I have a BS in mechanical engineering and a couple years experience performing FEA simulations for a company in the US military/aerospace industry. I recently found out that there are consulting firms out there charging a lot of money for the same type of services I perform. If possible, I'd like to get my PE license and begin offering my services on a freelance basis. If I can do that successfully, I'd like to form my own consulting firm. My main concern is that I won't be able to find clients. How can I find my way into this market? I've heard that a lot of CAD work is being outsourced and I'm not sure if the demand for these services is really there. I've searched for mechanical engineering listings on freelance sites but I've mostly found low paying odd jobs. My ideal customers would be legitimate companies that need reliable FEA services but are small enough to not have their own mechanical engineer. How can I find these customers? Any suggestions will be greatly appreciated. Thank you!
posted by PeterKlayton to Work & Money (4 answers total) 1 user marked this as a favorite
Most folks who do this have ready set clients before they branch out. Former customers, former co-workers, etc. Why not start out as a consutant for a consulting firm first? See how it all works, make some contacts.

If you don't know where you're going to get your customers, you're not going to be able to sustain yourself as a freelancer.
posted by Ruthless Bunny at 11:52 AM on October 3, 2013

All the people I know (from a range of fields) who have their own consulting businesses got there by working for someone else (firm, agency, etc.) in that field first. It seems to be the fastest way to build a network of future clients and referrers.
posted by rtha at 1:12 PM on October 3, 2013

Sequence is everything.

Find customers. Then leave.

Best to pursue it informally and/or with permission from your employer.

I cannot tell you how many times I have seen folks jump ship unprepared. It's one thing if you are laid off or fired, but another entirely if you quit and hope. Hope has to be out of the mix. Certainty should take its place (or as much certainty as you can get in employment matters.)

There's more to being self-employed than a single marketable skill, too. It's good you have it, but are you able to manage the biggest pain in the ass employee ever, meaning yourself? Can you prospect, quote, close deals, write documentation, solve problems, deal with logistics like rent/insurance/collections? Ever patent something? Hire anyone? Fire anyone? Manage anyone? Do you know any accounting/economics/finance/bookkeeping? Got a big financial buffer prepared? Do you know what capitalization is? Business form? Got a lawyer? Accountant? Is this a good time to be going out on your own? Do you have good people skills? (If not, stay put. You need these more than the rest.)

FEA by itself is like wheat. You need to be able to bake bread, for successful self-employment.

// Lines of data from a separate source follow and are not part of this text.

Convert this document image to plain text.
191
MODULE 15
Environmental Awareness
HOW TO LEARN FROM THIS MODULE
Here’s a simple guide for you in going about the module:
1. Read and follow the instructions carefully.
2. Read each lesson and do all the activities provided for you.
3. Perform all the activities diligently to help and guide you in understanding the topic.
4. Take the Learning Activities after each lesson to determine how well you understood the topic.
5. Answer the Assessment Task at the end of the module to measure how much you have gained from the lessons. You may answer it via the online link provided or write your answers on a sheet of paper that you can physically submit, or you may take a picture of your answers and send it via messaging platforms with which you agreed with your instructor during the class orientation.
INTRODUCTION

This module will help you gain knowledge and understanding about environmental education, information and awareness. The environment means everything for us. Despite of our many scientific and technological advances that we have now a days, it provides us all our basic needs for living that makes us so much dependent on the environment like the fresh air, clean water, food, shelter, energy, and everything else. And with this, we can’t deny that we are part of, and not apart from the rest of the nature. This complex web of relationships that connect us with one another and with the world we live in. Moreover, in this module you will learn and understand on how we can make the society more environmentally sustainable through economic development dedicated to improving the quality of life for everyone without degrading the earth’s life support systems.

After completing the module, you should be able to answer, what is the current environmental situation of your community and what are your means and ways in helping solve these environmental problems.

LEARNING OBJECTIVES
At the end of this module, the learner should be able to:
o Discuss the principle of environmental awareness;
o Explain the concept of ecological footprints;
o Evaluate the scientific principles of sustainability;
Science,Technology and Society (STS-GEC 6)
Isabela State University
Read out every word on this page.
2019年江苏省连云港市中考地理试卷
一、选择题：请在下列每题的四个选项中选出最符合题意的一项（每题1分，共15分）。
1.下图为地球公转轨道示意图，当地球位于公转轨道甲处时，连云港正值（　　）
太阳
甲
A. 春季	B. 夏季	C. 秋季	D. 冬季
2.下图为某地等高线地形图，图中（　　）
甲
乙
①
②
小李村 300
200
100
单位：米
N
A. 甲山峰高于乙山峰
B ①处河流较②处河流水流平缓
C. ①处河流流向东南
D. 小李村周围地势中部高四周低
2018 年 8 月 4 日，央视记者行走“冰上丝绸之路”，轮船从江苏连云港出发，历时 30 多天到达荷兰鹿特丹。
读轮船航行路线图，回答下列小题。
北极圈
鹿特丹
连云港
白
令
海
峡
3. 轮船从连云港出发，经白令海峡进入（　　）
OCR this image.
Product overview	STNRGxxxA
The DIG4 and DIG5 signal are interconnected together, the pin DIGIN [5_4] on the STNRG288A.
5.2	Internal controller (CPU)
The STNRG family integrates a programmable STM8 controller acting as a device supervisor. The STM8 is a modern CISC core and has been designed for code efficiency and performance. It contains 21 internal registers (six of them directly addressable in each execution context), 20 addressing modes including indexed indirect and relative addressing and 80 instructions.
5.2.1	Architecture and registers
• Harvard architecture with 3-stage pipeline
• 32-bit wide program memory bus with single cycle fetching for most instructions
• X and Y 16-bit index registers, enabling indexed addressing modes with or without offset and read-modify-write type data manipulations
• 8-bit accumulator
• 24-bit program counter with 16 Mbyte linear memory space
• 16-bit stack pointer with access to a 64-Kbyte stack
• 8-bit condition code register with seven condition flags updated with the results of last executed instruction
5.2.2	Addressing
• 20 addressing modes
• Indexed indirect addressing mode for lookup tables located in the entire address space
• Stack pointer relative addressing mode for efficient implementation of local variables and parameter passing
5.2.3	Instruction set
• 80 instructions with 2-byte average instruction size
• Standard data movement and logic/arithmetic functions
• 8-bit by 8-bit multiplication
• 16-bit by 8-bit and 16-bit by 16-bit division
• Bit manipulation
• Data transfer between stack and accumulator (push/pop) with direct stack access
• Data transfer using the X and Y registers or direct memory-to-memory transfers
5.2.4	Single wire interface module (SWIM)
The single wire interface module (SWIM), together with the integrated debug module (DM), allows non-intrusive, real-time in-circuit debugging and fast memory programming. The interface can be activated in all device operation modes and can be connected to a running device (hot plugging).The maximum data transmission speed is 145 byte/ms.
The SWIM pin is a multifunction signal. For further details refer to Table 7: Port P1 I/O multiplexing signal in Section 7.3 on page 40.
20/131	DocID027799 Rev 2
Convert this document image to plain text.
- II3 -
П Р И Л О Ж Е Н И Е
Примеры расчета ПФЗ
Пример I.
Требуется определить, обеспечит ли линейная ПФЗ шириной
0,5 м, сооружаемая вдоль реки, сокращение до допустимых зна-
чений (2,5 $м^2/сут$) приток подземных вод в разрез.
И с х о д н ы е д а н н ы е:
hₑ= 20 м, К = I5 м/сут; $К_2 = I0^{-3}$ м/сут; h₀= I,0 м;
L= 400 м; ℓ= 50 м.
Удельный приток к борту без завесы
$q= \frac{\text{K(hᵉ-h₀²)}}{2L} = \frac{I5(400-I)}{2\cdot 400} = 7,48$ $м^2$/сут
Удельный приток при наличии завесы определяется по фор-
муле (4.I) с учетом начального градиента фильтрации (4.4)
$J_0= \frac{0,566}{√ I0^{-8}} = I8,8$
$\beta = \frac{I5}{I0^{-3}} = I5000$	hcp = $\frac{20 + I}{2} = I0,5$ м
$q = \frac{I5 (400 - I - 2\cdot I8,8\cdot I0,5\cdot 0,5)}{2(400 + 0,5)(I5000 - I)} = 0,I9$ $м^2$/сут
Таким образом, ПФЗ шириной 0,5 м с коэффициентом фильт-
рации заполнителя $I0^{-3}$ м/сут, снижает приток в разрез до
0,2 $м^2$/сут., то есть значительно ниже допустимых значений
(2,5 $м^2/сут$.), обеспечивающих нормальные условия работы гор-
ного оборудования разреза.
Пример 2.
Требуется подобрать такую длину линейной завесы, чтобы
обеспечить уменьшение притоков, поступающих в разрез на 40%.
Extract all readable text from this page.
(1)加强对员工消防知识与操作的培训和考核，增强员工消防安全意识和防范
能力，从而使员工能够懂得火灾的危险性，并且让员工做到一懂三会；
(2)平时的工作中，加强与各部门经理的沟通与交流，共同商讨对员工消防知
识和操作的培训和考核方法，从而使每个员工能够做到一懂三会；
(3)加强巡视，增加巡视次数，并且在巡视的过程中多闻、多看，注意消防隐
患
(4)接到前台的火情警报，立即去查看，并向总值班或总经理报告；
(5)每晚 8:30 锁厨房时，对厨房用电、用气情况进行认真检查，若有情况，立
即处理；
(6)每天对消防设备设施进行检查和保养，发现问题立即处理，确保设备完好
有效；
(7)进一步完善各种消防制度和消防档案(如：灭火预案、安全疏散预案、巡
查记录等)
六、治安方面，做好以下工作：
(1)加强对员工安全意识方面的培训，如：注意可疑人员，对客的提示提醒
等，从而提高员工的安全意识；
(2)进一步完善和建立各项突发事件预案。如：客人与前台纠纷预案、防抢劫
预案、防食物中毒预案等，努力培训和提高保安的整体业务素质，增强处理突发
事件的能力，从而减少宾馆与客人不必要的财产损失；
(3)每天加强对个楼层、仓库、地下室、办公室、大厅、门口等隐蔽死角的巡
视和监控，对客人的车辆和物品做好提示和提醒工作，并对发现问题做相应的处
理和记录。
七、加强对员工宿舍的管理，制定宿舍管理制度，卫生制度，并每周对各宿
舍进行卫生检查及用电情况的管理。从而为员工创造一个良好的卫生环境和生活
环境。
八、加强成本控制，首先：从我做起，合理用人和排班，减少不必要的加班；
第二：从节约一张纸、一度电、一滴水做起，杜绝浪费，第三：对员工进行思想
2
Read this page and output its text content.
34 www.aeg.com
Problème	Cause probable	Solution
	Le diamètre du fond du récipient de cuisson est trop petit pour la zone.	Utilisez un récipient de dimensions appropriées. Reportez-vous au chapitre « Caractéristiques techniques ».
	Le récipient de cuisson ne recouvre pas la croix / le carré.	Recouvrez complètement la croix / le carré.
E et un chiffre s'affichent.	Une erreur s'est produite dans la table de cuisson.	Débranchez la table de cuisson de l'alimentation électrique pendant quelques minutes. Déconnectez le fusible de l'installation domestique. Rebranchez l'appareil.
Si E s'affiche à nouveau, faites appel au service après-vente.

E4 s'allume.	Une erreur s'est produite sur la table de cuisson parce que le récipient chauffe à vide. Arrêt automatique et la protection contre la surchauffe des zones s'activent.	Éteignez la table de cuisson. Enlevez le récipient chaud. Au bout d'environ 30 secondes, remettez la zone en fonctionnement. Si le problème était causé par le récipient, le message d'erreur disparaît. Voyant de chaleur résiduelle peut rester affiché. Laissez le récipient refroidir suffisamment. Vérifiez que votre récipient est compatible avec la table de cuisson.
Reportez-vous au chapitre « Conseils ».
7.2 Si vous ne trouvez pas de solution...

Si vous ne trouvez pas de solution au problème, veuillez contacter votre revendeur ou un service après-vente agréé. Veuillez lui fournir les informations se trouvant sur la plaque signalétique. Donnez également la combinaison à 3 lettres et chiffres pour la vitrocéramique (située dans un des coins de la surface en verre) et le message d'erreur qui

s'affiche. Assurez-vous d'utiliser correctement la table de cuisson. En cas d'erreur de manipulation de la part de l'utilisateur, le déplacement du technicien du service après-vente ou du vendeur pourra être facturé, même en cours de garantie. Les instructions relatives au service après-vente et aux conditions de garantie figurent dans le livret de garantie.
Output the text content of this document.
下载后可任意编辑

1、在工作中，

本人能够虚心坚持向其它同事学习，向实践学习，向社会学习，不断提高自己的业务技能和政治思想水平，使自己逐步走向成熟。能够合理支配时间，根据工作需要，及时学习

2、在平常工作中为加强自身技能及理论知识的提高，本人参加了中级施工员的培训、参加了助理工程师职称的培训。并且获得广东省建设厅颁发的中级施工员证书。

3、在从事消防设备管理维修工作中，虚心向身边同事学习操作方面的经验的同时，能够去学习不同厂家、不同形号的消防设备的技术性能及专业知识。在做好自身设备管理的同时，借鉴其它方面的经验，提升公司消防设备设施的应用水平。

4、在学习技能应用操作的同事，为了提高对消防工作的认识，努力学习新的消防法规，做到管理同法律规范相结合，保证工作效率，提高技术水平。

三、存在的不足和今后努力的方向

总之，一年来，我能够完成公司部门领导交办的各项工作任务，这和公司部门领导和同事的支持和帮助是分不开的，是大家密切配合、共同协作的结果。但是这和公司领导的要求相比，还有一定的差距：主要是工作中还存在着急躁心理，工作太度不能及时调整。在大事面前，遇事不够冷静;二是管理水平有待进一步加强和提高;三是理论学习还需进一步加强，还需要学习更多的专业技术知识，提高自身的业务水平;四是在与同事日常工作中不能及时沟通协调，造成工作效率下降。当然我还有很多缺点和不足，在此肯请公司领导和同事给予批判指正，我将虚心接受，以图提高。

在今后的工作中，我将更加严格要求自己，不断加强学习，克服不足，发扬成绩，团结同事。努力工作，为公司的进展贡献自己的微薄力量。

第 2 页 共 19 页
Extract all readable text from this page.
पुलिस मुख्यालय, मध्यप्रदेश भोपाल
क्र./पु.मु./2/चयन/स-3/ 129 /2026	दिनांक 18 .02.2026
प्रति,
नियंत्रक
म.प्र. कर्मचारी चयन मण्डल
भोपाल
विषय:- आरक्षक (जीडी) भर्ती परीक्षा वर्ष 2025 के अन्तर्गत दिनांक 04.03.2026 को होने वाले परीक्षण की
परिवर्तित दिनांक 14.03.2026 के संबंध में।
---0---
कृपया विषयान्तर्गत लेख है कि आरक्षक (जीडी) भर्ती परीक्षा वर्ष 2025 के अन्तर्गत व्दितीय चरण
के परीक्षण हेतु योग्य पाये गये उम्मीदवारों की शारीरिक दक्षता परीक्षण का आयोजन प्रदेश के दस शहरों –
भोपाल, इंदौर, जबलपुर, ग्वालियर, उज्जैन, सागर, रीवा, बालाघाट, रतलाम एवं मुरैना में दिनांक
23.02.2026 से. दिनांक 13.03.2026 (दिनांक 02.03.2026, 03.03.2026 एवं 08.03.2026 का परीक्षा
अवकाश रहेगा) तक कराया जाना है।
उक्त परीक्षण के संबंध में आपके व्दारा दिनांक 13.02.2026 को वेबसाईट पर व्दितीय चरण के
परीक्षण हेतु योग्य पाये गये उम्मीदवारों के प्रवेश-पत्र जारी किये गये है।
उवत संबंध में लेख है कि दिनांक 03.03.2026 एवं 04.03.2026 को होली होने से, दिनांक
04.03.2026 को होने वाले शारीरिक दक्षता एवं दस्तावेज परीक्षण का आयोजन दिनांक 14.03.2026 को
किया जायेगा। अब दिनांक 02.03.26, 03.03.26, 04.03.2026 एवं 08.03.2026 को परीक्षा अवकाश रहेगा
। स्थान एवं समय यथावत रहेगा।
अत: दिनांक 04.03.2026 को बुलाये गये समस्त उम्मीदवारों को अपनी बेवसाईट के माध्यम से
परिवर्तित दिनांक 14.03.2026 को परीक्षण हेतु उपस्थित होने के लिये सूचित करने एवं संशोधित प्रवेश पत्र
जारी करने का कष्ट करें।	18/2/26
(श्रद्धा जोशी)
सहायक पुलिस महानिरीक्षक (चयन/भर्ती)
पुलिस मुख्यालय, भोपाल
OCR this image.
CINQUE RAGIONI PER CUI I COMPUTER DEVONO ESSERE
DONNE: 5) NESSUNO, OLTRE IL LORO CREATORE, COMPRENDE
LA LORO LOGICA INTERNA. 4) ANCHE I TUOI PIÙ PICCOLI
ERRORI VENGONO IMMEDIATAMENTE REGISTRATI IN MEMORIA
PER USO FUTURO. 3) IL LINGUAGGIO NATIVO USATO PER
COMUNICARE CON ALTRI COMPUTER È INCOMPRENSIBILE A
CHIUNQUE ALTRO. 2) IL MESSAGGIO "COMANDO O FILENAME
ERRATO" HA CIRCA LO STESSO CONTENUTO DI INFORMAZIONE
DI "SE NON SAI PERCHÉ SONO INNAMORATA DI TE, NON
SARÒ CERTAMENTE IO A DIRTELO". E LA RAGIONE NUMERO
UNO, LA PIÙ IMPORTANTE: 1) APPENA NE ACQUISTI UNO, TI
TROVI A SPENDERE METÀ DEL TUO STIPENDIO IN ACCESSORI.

It's certainly possible with an ME, but man, if you don't have the passion for self-direction, self-employment is not that simple. It's wonderful if you can get it to work. Good luck, amigo.
posted by FauxScot at 1:13 PM on October 3, 2013

Short of forming your own consulting firm, your could try contract employment. My experience is also in the aero industry, where I've worked as both a contract and direct employee. If increasing your income is your main goal, contract employment (under the right conditions) can do that. You can avoid the aggravation of running a small business, but still catch a few tax breaks for being self-employed. A couple years experience is a bit on the low side, but I know plenty of engineers with 3-5 years experience that were hired as contractors.